Laura Larson's haunting photographs in the series My Dark Places heighten that sinister quality. But the photographs also enliven these rooms with movement, as if the crime had just occurred, the criminal racing out the door beyond the frame, as if we were walking into the room, eyeing the evidence that might be checked for fingerprints.
The photographs brilliantly fiddle with one's preconceived notions of scale, so that at first glance, it seems that one is looking at an actual, human-sized room, and then a slight detail will bring the revelation of tininess: the proportion of a bottle, the way a newspaper is crumpled, the size of cigarettes in relation to a table. The effect is unsettling, particularly when one mistakes a doll's splayed legs for a girl's.

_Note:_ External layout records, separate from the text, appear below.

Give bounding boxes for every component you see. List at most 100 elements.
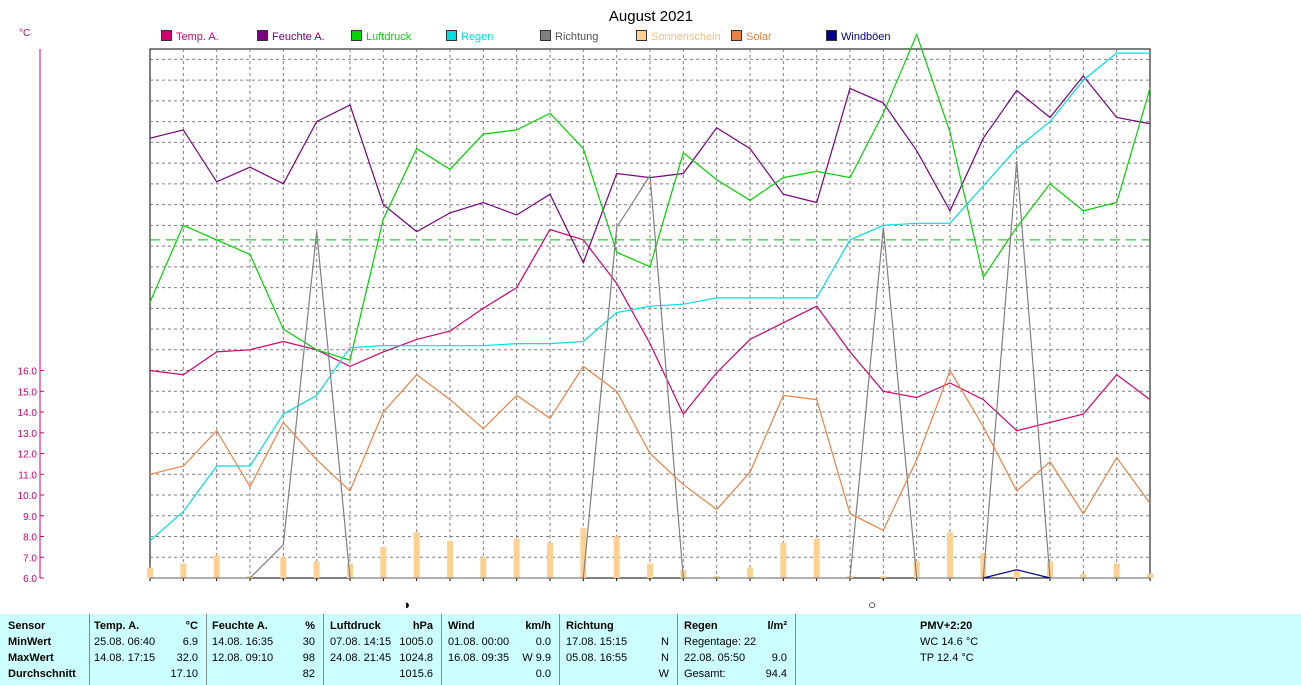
stats-luftdruck-min-time: 07.08. 14:15 [330, 636, 392, 648]
new-moon-icon: ○ [868, 597, 876, 610]
stats-label-min: MinWert [8, 636, 52, 648]
legend-item: Luftdruck [351, 30, 411, 44]
stats-regen-max-val: 9.0 [771, 652, 787, 664]
legend-label: Luftdruck [366, 31, 412, 43]
legend-item: Regen [446, 30, 493, 44]
stats-col-regen: Regen l/m² Regentage: 22 22.08. 05:50 9.… [678, 614, 796, 685]
sunshine-bar [780, 542, 787, 578]
stats-richtung-min-time: 17.08. 15:15 [566, 636, 628, 648]
y-axis: 6.0 7.0 8.0 9.0 10.0 11.0 12.0 13.0 14.0 15.0 16.0 [18, 49, 1151, 585]
stats-pmv-tp: TP 12.4 °C [920, 652, 974, 664]
sunshine-bar [480, 557, 487, 578]
stats-regen-max-time: 22.08. 05:50 [684, 652, 746, 664]
sunshine-bar [880, 575, 887, 578]
stats-richtung-min-val: N [661, 636, 669, 648]
stats-pmv-wc: WC 14.6 °C [920, 636, 979, 648]
legend-item: Windböen [826, 30, 891, 44]
stats-temp-max-time: 14.08. 17:15 [94, 652, 156, 664]
sunshine-bar [713, 575, 720, 578]
stats-richtung-max-val: N [661, 652, 669, 664]
sunshine-bar [947, 532, 953, 578]
y-tick-label: 6.0 [23, 574, 37, 585]
sunshine-bar [347, 563, 353, 578]
stats-header-sensor: Sensor [8, 620, 46, 632]
legend-label: Richtung [555, 31, 599, 43]
stats-unit-luftdruck: hPa [412, 620, 433, 632]
stats-wind-avg-val: 0.0 [535, 668, 551, 680]
stats-temp-max-val: 32.0 [176, 652, 198, 664]
stats-unit-temp: °C [185, 620, 198, 632]
stats-header-regen: Regen [684, 620, 718, 632]
legend-label: Regen [461, 31, 494, 43]
series-line-luftdruck [149, 32, 1151, 361]
stats-label-max: MaxWert [8, 652, 54, 664]
stats-luftdruck-max-time: 24.08. 21:45 [330, 652, 392, 664]
stats-feuchte-max-val: 98 [302, 652, 315, 664]
y-tick-label: 14.0 [18, 408, 38, 419]
stats-feuchte-min-time: 14.08. 16:35 [212, 636, 274, 648]
legend-swatch [731, 30, 742, 41]
stats-col-luftdruck: Luftdruck hPa 07.08. 14:15 1005.0 24.08.… [324, 614, 442, 685]
stats-luftdruck-avg-val: 1015.6 [399, 668, 433, 680]
stats-temp-min-time: 25.08. 06:40 [94, 636, 156, 648]
y-tick-label: 7.0 [23, 553, 37, 564]
legend-label: Windböen [841, 31, 891, 43]
sunshine-bar [580, 528, 587, 578]
legend-swatch [636, 30, 647, 41]
stats-table: Sensor MinWert MaxWert Durchschnitt Temp… [0, 614, 1301, 685]
stats-regen-days: Regentage: 22 [684, 636, 757, 648]
stats-col-sensor: Sensor MinWert MaxWert Durchschnitt [0, 614, 90, 685]
stats-feuchte-avg-val: 82 [302, 668, 315, 680]
stats-regen-total-val: 94.4 [765, 668, 787, 680]
series-line-solar [149, 365, 1151, 532]
sunshine-bar [180, 563, 187, 578]
stats-regen-total-label: Gesamt: [684, 668, 726, 680]
legend-item: Sonnenschein [636, 30, 721, 44]
stats-temp-min-val: 6.9 [182, 636, 198, 648]
sunshine-bar [380, 546, 387, 578]
legend-swatch [161, 30, 172, 41]
legend-label: Feuchte A. [272, 31, 325, 43]
stats-richtung-max-time: 05.08. 16:55 [566, 652, 628, 664]
stats-col-temp: Temp. A. °C 25.08. 06:40 6.9 14.08. 17:1… [90, 614, 207, 685]
legend-label: Temp. A. [176, 31, 219, 43]
stats-col-pmv: PMV+2:20 WC 14.6 °C TP 12.4 °C [796, 614, 1301, 685]
full-moon-icon: ◑ [402, 597, 410, 610]
stats-unit-wind: km/h [525, 620, 551, 632]
y-unit-label: °C [19, 28, 30, 39]
chart-title: August 2021 [609, 8, 693, 25]
sunshine-bar [747, 567, 753, 578]
sunshine-bar [647, 563, 653, 578]
stats-feuchte-min-val: 30 [302, 636, 315, 648]
legend-swatch [257, 30, 268, 41]
stats-richtung-avg-val: W [658, 668, 669, 680]
stats-luftdruck-min-val: 1005.0 [399, 636, 433, 648]
stats-temp-avg-val: 17.10 [170, 668, 198, 680]
weather-chart: August 2021 °C 6.0 7.0 8.0 9.0 10.0 11.0 12.0 1… [18, 8, 1153, 610]
legend-swatch [351, 30, 362, 41]
legend-item: Richtung [540, 30, 598, 44]
sunshine-bar [447, 540, 453, 578]
y-tick-label: 12.0 [18, 450, 38, 461]
stats-wind-min-time: 01.08. 00:00 [448, 636, 510, 648]
sunshine-bar [813, 538, 820, 578]
y-tick-label: 13.0 [18, 429, 38, 440]
stats-label-avg: Durchschnitt [8, 668, 76, 680]
legend-label: Solar [746, 31, 772, 43]
sunshine-bar [980, 553, 987, 578]
legend-item: Solar [731, 30, 772, 44]
stats-header-richtung: Richtung [566, 620, 614, 632]
series-lines [149, 32, 1151, 579]
grid [149, 48, 1151, 579]
stats-wind-max-time: 16.08. 09:35 [448, 652, 510, 664]
sunshine-bar [413, 532, 420, 578]
stats-col-feuchte: Feuchte A. % 14.08. 16:35 30 12.08. 09:1… [207, 614, 324, 685]
sunshine-bar [613, 536, 620, 578]
stats-header-feuchte: Feuchte A. [212, 620, 268, 632]
sunshine-bar [1147, 573, 1153, 578]
sunshine-bar [280, 557, 287, 578]
sunshine-bar [1080, 573, 1087, 578]
sunshine-bar [547, 542, 553, 578]
y-tick-label: 10.0 [18, 491, 38, 502]
stats-unit-feuchte: % [305, 620, 315, 632]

Similarly unsettling is the care with which the crime-scenes are staged. This is clearly not the sloppy aggression of children tearing off a Barbie head or pulling off the arm of G.I. Joe. Who spattered the red ink blood on the wall? Who threaded the silk (water) from the faucet to a child's mouth? Who draped the noose on the floor and tipped over the chair? And there are also the meticulously planted details of domesticity: letters pushed through the mail slot, a full ashtray, a bottle of shampoo on the dirty rim of the tub—carefully constructed evidence of ordinary life, but also possible clues.

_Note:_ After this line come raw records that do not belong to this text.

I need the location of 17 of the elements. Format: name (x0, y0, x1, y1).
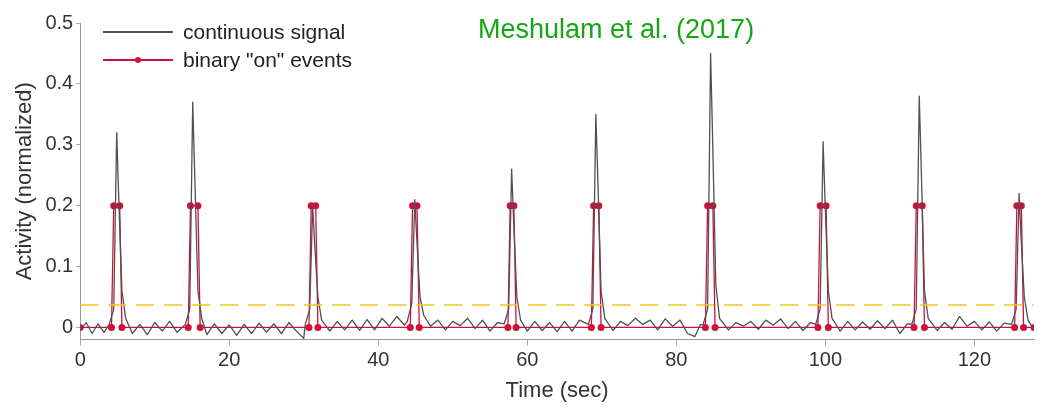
y-tick-label: 0.3 (45, 132, 74, 155)
x-tick-label: 60 (516, 348, 539, 371)
y-tick-label: 0.5 (45, 10, 74, 33)
y-tick-label: 0.2 (45, 193, 74, 216)
y-tick-label: 0 (62, 314, 74, 337)
x-tick-label: 120 (957, 348, 992, 371)
legend-label: binary "on" events (183, 48, 353, 72)
annotation: Meshulam et al. (2017) (478, 14, 755, 45)
legend-label: continuous signal (183, 20, 346, 44)
y-tick-label: 0.1 (45, 254, 74, 277)
x-tick-label: 80 (665, 348, 688, 371)
x-tick-label: 100 (808, 348, 843, 371)
y-axis-title: Activity (normalized) (11, 82, 37, 281)
x-axis-title: Time (sec) (505, 376, 609, 402)
x-tick-label: 20 (218, 348, 241, 371)
y-tick-label: 0.4 (45, 71, 74, 94)
x-tick-label: 40 (367, 348, 390, 371)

Larson photographed these scenes at the Forensic Medicine Center in Baltimore, MD, where they are on display. Frances Lee, a miniaturist and a crime buff from New Hampshire, modeled these rooms after notable crimes of the day in the 1940s. Lee seems to have delighted as much in playing the pretend-criminal as she did in playing the pretend-detective.
When viewed at the Forensic Medicine Center, with a plaque identifying each scene, these models straightforwardly “explain" what happened. But Larson's photographs—in their selective blurs and canny angles—render the explanations as mysterious as the motives. The fuzzy shape in front of the bathtub might be the murderer. The hidden part of the entryway mirror might still hold the gunman's face. Was the woman once holding the knife on the floor? And why is her face tilted on an open box?
The photographs eerily parody the official status of the standard crime photograph, as if to say that the narrative of any crime is as tenuous and changeable as a child's game, that the closest thing to the truth may be the very rage to contain violence, to analyze it— in a story, or in a miniature room.